Continuing, Jangam stated, "The poetry collection 'Gabbilam' provides unique insights on the Dalit Movement in Andhra Pradesh before to independence. Jashuva's writings demonstrate the complex character of Dalit struggles, highlighting their capacity to convey their experiences through classical poetry. As an anti-caste thinker, Jashuva used his creative endeavours to highlight the humanity of Dalits, contributing to a rich canon of literature that evolved from the Dalit movement prior to independence. This literary production mirrored vibrant political movements, jointly defining the sociopolitical environment of the time.

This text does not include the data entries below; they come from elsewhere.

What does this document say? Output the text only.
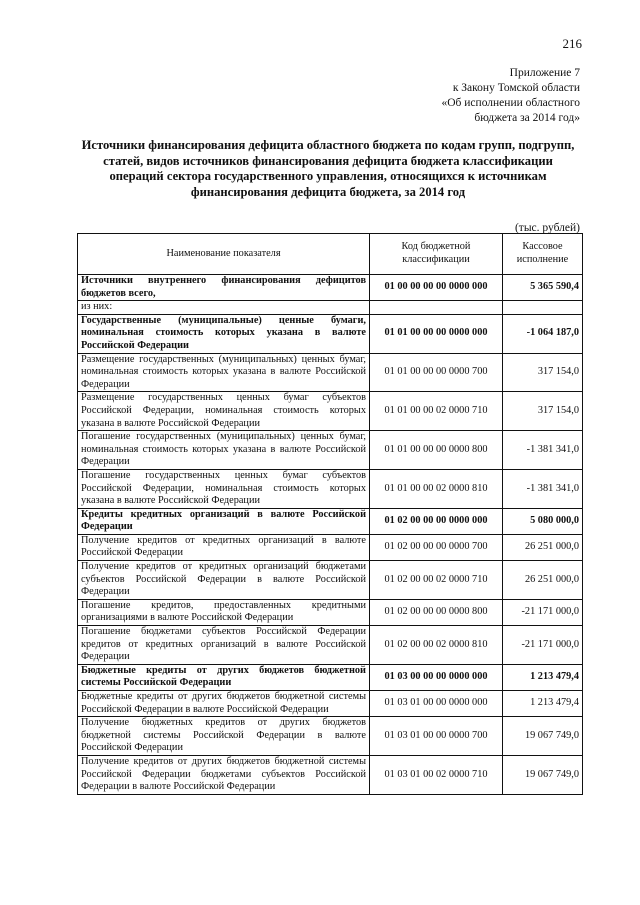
216
Приложение 7
к Закону Томской области
«Об исполнении областного
бюджета за 2014 год»
Источники финансирования дефицита областного бюджета по кодам групп, подгрупп, статей, видов источников финансирования дефицита бюджета классификации операций сектора государственного управления, относящихся к источникам финансирования дефицита бюджета, за 2014 год
(тыс. рублей)
Наименование показателя	Код бюджетной классификации	Кассовое исполнение
Источники внутреннего финансирования дефицитов бюджетов всего,	01 00 00 00 00 0000 000	5 365 590,4
из них:		
Государственные (муниципальные) ценные бумаги, номинальная стоимость которых указана в валюте Российской Федерации	01 01 00 00 00 0000 000	-1 064 187,0
Размещение государственных (муниципальных) ценных бумаг, номинальная стоимость которых указана в валюте Российской Федерации	01 01 00 00 00 0000 700	317 154,0
Размещение государственных ценных бумаг субъектов Российской Федерации, номинальная стоимость которых указана в валюте Российской Федерации	01 01 00 00 02 0000 710	317 154,0
Погашение государственных (муниципальных) ценных бумаг, номинальная стоимость которых указана в валюте Российской Федерации	01 01 00 00 00 0000 800	-1 381 341,0
Погашение государственных ценных бумаг субъектов Российской Федерации, номинальная стоимость которых указана в валюте Российской Федерации	01 01 00 00 02 0000 810	-1 381 341,0
Кредиты кредитных организаций в валюте Российской Федерации	01 02 00 00 00 0000 000	5 080 000,0
Получение кредитов от кредитных организаций в валюте Российской Федерации	01 02 00 00 00 0000 700	26 251 000,0
Получение кредитов от кредитных организаций бюджетами субъектов Российской Федерации в валюте Российской Федерации	01 02 00 00 02 0000 710	26 251 000,0
Погашение кредитов, предоставленных кредитными организациями в валюте Российской Федерации	01 02 00 00 00 0000 800	-21 171 000,0
Погашение бюджетами субъектов Российской Федерации кредитов от кредитных организаций в валюте Российской Федерации	01 02 00 00 02 0000 810	-21 171 000,0
Бюджетные кредиты от других бюджетов бюджетной системы Российской Федерации	01 03 00 00 00 0000 000	1 213 479,4
Бюджетные кредиты от других бюджетов бюджетной системы Российской Федерации в валюте Российской Федерации	01 03 01 00 00 0000 000	1 213 479,4
Получение бюджетных кредитов от других бюджетов бюджетной системы Российской Федерации в валюте Российской Федерации	01 03 01 00 00 0000 700	19 067 749,0
Получение кредитов от других бюджетов бюджетной системы Российской Федерации бюджетами субъектов Российской Федерации в валюте Российской Федерации	01 03 01 00 02 0000 710	19 067 749,0
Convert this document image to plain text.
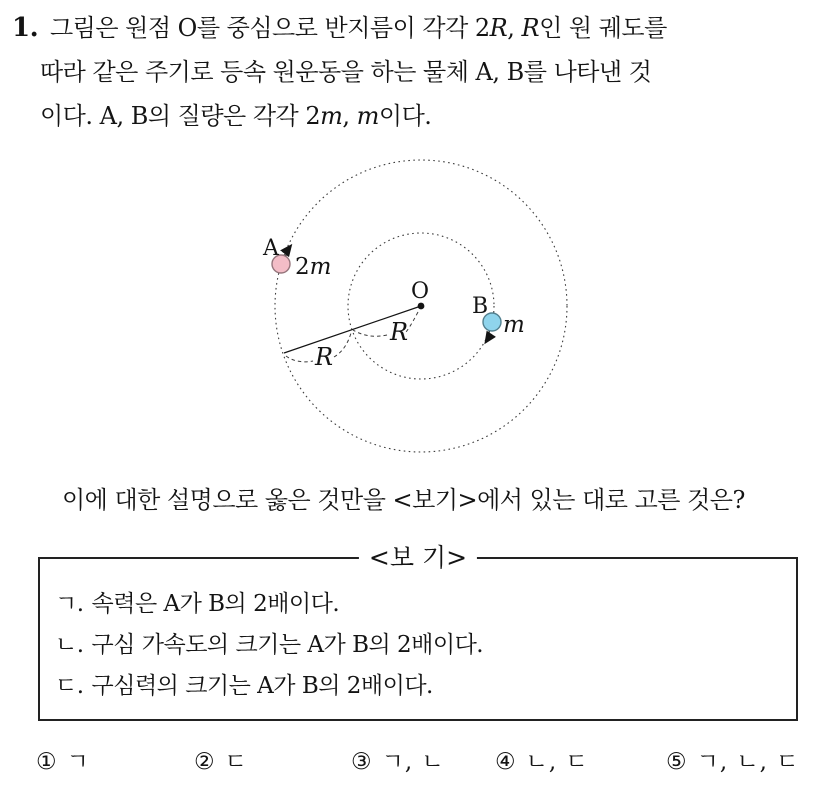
1. 그림은 원점 O를 중심으로 반지름이 각각 2R, R인 원 궤도를
따라 같은 주기로 등속 원운동을 하는 물체 A, B를 나타낸 것
이다. A, B의 질량은 각각 2m, m이다.
O
R
R
A
2m
B
m
이에 대한 설명으로 옳은 것만을 <보기>에서 있는 대로 고른 것은?
<보 기>
ㄱ. 속력은 A가 B의 2배이다.
ㄴ. 구심 가속도의 크기는 A가 B의 2배이다.
ㄷ. 구심력의 크기는 A가 B의 2배이다.
① ㄱ	② ㄷ	③ ㄱ, ㄴ ④ ㄴ, ㄷ	⑤ ㄱ, ㄴ, ㄷ
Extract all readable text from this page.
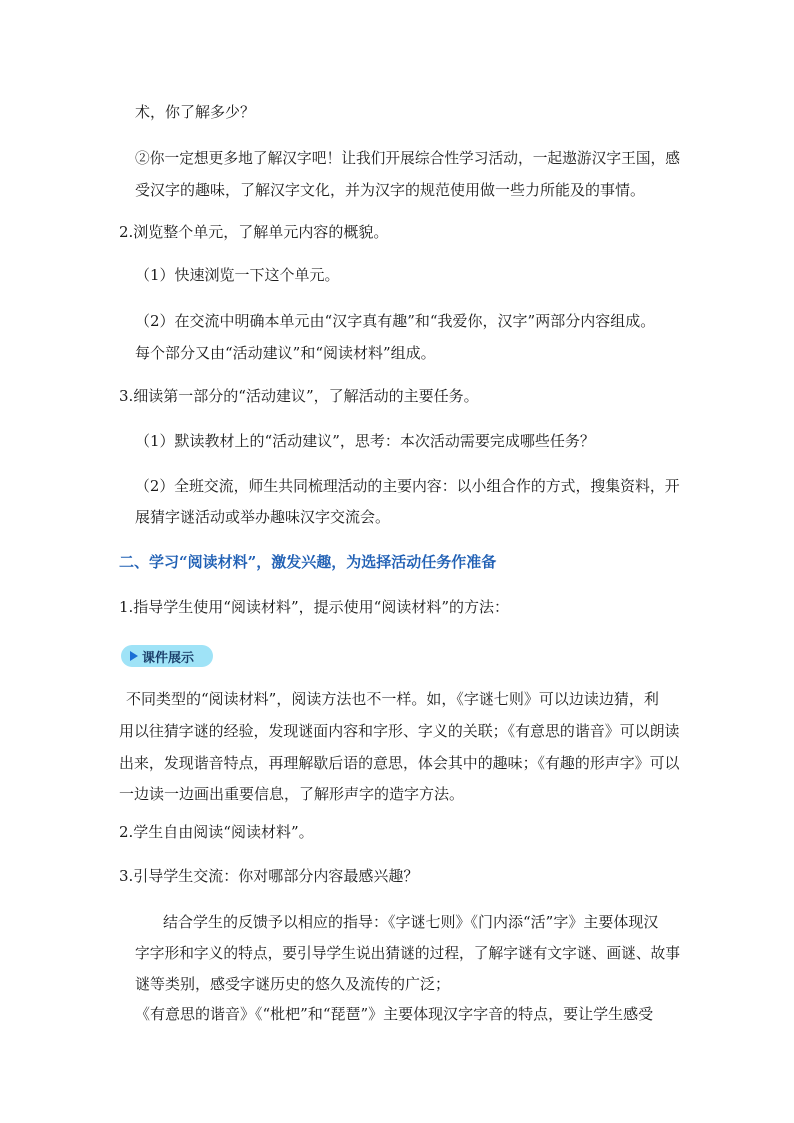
术，你了解多少？
②你一定想更多地了解汉字吧！让我们开展综合性学习活动，一起遨游汉字王国，感
受汉字的趣味，了解汉字文化，并为汉字的规范使用做一些力所能及的事情。
2.浏览整个单元，了解单元内容的概貌。
（1）快速浏览一下这个单元。
（2）在交流中明确本单元由“汉字真有趣”和“我爱你，汉字”两部分内容组成。
每个部分又由“活动建议”和“阅读材料”组成。
3.细读第一部分的“活动建议”，了解活动的主要任务。
（1）默读教材上的“活动建议”，思考：本次活动需要完成哪些任务？
（2）全班交流，师生共同梳理活动的主要内容：以小组合作的方式，搜集资料，开
展猜字谜活动或举办趣味汉字交流会。
二、学习“阅读材料”，激发兴趣，为选择活动任务作准备
1.指导学生使用“阅读材料”，提示使用“阅读材料”的方法：
课件展示
不同类型的“阅读材料”，阅读方法也不一样。如，《字谜七则》可以边读边猜，利
用以往猜字谜的经验，发现谜面内容和字形、字义的关联；《有意思的谐音》可以朗读
出来，发现谐音特点，再理解歇后语的意思，体会其中的趣味；《有趣的形声字》可以
一边读一边画出重要信息，了解形声字的造字方法。
2.学生自由阅读“阅读材料”。
3.引导学生交流：你对哪部分内容最感兴趣？
结合学生的反馈予以相应的指导：《字谜七则》《门内添“活”字》主要体现汉
字字形和字义的特点，要引导学生说出猜谜的过程，了解字谜有文字谜、画谜、故事
谜等类别，感受字谜历史的悠久及流传的广泛；
《有意思的谐音》《“枇杷”和“琵琶”》主要体现汉字字音的特点，要让学生感受
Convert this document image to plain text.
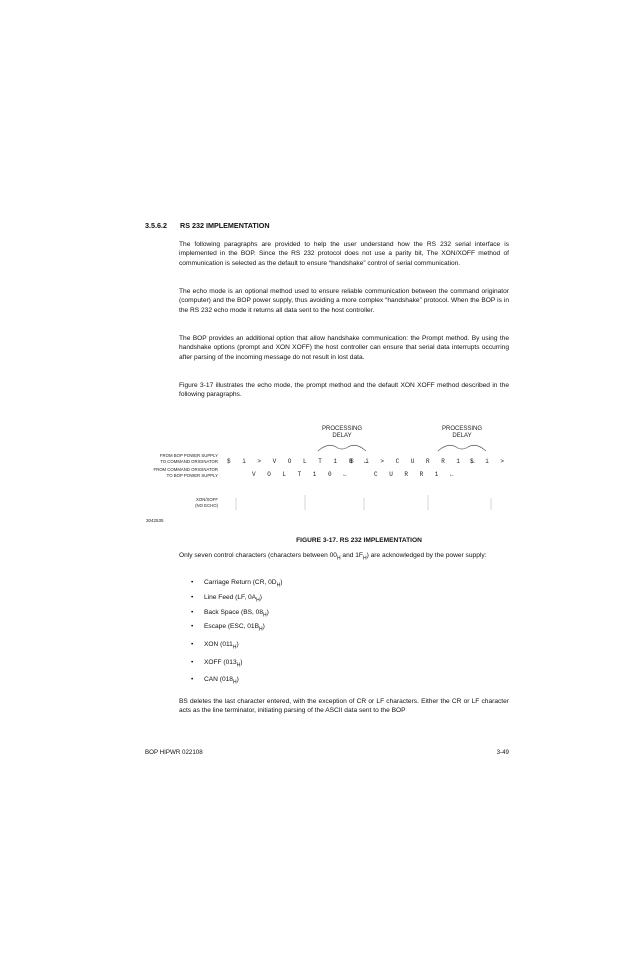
3.5.6.2 RS 232 IMPLEMENTATION

The following paragraphs are provided to help the user understand how the RS 232 serial interface is implemented in the BOP. Since the RS 232 protocol does not use a parity bit, The XON/XOFF method of communication is selected as the default to ensure “handshake” control of serial communication.

The echo mode is an optional method used to ensure reliable communication between the command originator (computer) and the BOP power supply, thus avoiding a more complex “handshake” protocol. When the BOP is in the RS 232 echo mode it returns all data sent to the host controller.

The BOP provides an additional option that allow handshake communication: the Prompt method. By using the handshake options (prompt and XON XOFF) the host controller can ensure that serial data interrupts occurring after parsing of the incoming message do not result in lost data.

Figure 3-17 illustrates the echo mode, the prompt method and the default XON XOFF method described in the following paragraphs.

PROCESSING
DELAY
PROCESSING
DELAY
FROM BOP POWER SUPPLY
TO COMMAND ORIGINATOR $ i > V O L T 1 0 ←
$ i > C U R R 1 ←
$ i >
FROM COMMAND ORIGINATOR
TO BOP POWER SUPPLY	V O L T 1 0 ←	C U R R 1 ←
XON/XOFF
(NO ECHO)
3042535
FIGURE 3-17. RS 232 IMPLEMENTATION

Only seven control characters (characters between $00_H$ and $1F_H$) are acknowledged by the power supply:

• Carriage Return (CR, $0D_H$)
• Line Feed (LF, $0A_H$)
• Back Space (BS, $08_H$)
• Escape (ESC, $01B_H$)
• XON $(011_H)$
• XOFF $(013_H)$
• CAN $(018_H)$

BS deletes the last character entered, with the exception of CR or LF characters. Either the CR or LF character acts as the line terminator, initiating parsing of the ASCII data sent to the BOP

BOP HIPWR 022108	3-49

In terms of notable lines or situations in the novel, Jangam stated, "Several poignant lines and scenes in 'Gabbilam' evoke empathy and shed light on the harsh realities faced by Dalits." The protagonist's resolve to stay celibate as a sort of protest against caste tyranny is a powerful act of defiance, aimed at preventing future generations from experiencing the same humiliations. Furthermore, the title, 'Gabbilam,' meaning bat, acts as a revolutionary symbol, symbolising the condition of untouchables, who were frequently seen as inferior to animals in society."

In addition to his translation work, Dr. Chinnaiah Jangam has made substantial contributions to academia with his book 'Dalits and the Making of Modern India,' released by Oxford University Press in 2017. This significant essay argues for Dalits' central role in shaping India's national identity and politics.

Dr. Jangam thinks that Dalits played an equal role in shaping India as a nation, providing ideas and campaigning for ideals of equality and human decency. Dalits contributed significantly to ensuring that these values were inscribed in the preamble of the Indian constitution, which was prepared by B.R. Ambedkar.